Women in a rural Colombian town have denied their husbands sex for 38 days.
They said they would continue their "Crossed Legs Strike" until a road that connects their town to the rest of the country was paved.
Now local authorities have acceded to the women's demands and agreed to pave the road, according to Colombia reports.
So can the 300 women and their husbands resume their bedroom romps?
Not yet. The women said they would continue their strike until Oct. 11, when the construction actually begins.
About 40,000 people live in Barbacoas and the surrounding hamlets, and the only access to the area is a treacherous, mountain road that stretches 35 miles to the nearest town.
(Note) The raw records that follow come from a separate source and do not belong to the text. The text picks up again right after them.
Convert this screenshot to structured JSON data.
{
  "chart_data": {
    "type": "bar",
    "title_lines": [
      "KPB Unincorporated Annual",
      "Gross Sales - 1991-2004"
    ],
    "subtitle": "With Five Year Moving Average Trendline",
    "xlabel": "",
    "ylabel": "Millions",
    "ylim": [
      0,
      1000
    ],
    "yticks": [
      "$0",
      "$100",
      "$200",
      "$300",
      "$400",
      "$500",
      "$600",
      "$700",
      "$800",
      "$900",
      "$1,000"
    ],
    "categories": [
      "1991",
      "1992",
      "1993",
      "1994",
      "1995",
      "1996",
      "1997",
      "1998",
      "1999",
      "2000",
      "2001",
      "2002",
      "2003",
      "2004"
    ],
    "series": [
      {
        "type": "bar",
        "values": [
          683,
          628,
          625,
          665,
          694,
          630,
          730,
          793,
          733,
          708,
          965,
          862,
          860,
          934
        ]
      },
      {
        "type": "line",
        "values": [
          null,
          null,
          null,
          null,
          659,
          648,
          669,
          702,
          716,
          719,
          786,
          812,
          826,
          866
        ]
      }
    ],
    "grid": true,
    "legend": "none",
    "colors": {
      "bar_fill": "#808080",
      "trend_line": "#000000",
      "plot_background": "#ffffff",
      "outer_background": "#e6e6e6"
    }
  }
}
Torrential rains and landslides have wrecked heavy damage on the road over the last year. The commute, which used to take four to six hours, now takes 10.
Sex strikes are nothing new. They go back at least to the the Ancient Greek comic play "Lysistrata," in which women withheld sex from their husbands as a way to end the Peloponnesian War.
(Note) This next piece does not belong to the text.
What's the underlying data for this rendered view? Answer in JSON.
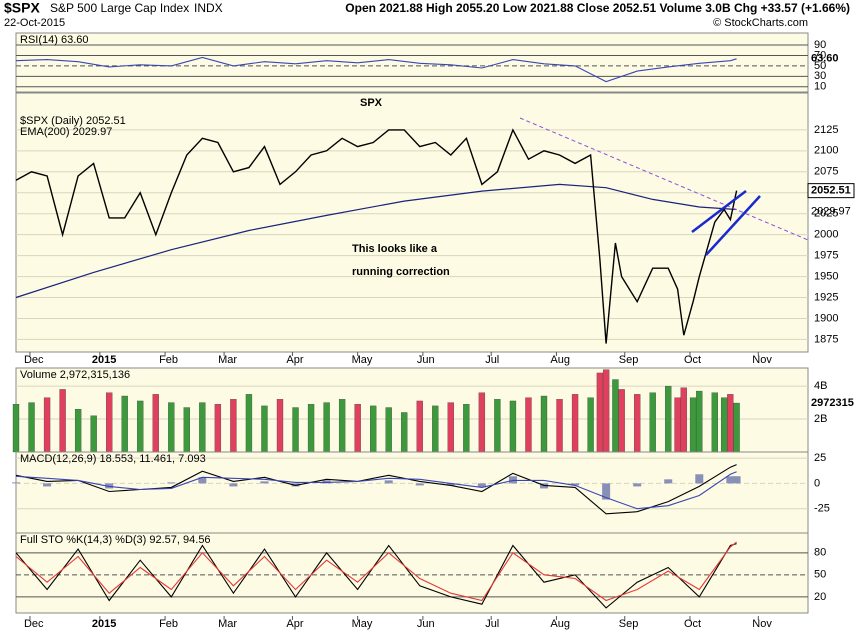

They're not even a new tactic in Colombia. In 1997, the country's military chief called for a sex strike among the wives of paramilitaries, guerrillas and drug lords to work for peace. In 2006, wives and girlfriends of gang members in the town of Pereira reportedly withheld sex from gangsters who failed to turn in their arms.
But are sex strikes effective? Writes Nona Willis Aronowitz at GOOD:
At face value, this political tactic is as old-fashioned as it gets. It paints men as horny brutes and women as sacrificial gatekeepers. Sure, boycotts always involve self-denial, but the tone of a sex strike is never mutual sacrifice. ...
But context is everything. The women in Colombia aren't simply playing the sex card; they're connecting their life-or-death struggle to their future children.